SCARY STORIES TO TELL IN THE DARK (2019)

by Miguel E. Rodriguez

Director: André Øvredal
Cast: Zoe Margaret Colletti, Michael Garza, Gabriel Rush
My Rating: 3/10
Rotten Tomatometer: 80% Certified Fresh

PLOT: In order to save their lives, a group of kids face their fears as manifested by a haunted book of stories that write themselves.


I learn from Wikipedia that Scary Stories to Tell in the Dark is based on a popular series of horror stories from the ‘80s, written for a young-adult audience, much like the Goosebumps books, I would imagine.  (I have to imagine, because I have never read a single Goosebumps book.)  If the stories are anything like the trilogy of so-called terror presented in the film, they must be scary indeed.  At least on paper.

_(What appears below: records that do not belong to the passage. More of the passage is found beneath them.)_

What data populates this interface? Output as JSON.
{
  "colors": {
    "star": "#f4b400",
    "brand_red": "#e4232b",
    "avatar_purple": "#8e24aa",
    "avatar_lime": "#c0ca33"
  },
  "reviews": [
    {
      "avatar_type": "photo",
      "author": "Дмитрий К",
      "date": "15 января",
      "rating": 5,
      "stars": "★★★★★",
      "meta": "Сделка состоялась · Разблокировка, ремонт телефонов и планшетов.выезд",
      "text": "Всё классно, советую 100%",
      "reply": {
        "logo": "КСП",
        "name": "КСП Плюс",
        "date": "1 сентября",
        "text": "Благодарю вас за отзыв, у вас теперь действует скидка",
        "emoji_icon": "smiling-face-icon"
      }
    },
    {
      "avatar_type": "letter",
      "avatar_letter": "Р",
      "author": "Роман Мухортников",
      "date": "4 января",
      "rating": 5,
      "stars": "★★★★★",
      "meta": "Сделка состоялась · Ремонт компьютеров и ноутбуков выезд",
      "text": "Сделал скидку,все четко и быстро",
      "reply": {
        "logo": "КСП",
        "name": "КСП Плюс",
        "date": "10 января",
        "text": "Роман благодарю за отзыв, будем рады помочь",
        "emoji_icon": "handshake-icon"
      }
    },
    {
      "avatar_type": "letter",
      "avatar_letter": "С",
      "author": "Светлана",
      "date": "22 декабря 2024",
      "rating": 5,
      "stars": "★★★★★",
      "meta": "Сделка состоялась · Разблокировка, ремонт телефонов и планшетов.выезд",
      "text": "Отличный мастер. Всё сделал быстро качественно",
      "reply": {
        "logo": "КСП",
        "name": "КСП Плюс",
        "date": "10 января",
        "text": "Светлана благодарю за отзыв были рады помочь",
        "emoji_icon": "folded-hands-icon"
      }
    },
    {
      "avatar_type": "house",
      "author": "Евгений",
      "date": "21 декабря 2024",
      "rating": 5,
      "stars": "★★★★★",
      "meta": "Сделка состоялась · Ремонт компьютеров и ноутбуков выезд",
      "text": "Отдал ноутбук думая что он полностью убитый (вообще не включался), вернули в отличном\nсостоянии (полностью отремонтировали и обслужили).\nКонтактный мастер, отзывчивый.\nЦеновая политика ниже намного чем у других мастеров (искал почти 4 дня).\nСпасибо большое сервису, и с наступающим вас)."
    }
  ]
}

The plot: a group of teenagers in 1968 – why that year, specifically?  No idea – discover a book in a local haunted house, a REAL haunted house, that is supposedly filled with stories that a crazy woman would read to local kids through the walls of her basement where she was kept prisoner by her family.  They unwisely take the book from the house and should therefore be unsurprised when the stories in the book start to play out for real.

As a film, Scary Stories delivers occasional shocks without suspense.  You know what I’m talking about, right?  The scene where something jumps at the screen and the soundtrack goes DA-DUM!!!  …and it’s just a cat.  The entire movie is like that.  There are attempts to build suspense, but they fail to do so.

Ironically for a film with “Stories” in its title, I think the problem lies with the storytelling.  The stories on their own are fairly creepy, and seem like they could provide material for a much scarier film.  A scarecrow that comes to life?  A creepy-looking woman who just keeps walking closer and closer to you no matter what you do?  An animated corpse wondering who stole its big toe?  (Okay, maybe not that last one, but you get the idea.)  These would indeed be great stories to tell in the dark, preferably around a campfire or at a slumber party with the lights out and the doors and windows unlocked.

But the film stumbles, and it’s hard for me to pinpoint exactly what happened.  Maybe it rushes through the “in-between” material, the filler between the episodes of terror.  By rushing through those scenes, we really don’t get to know enough about the children who wind up in peril, and consequently we don’t care when they’re being stalked by monsters, etc.

Maybe it’s the fact that these stories, scary as they are on their own, are re-treads of classic horror tropes that we’ve seen over and over and OVER again.  But it can’t be that because, honestly, I have no beef with old tropes, as long as you tell the story well.  (Some might call that “putting old wine in a new bottle”, but if it’s a snazzy enough bottle, I’ll give it a pass… Avatar, anyone?)

So it has to be the storytelling.  The shocks were only periodically effective, and there are some disturbing visuals.  (My favorite involves the creepy-looking woman who keeps getting closer and close, which reminded me of a better film, It Follows.  For that matter, if you want a GREAT horror movie centered on a book, beg, borrow, or steal (not really) The Babadook.  Now THERE’S a scary story.  But I digress.)

There are some disturbing visuals, but the film just felt like it was keeping everyone at arm’s length.  Instead of getting sucked into the stories, I felt like I was watching it from inside the concession stand at a drive-in.  I was a distant observer.

You wanna know what the best part of the movie was?  The full trailer for Zombieland: Double Tap before the movie even started.  Not a great sign.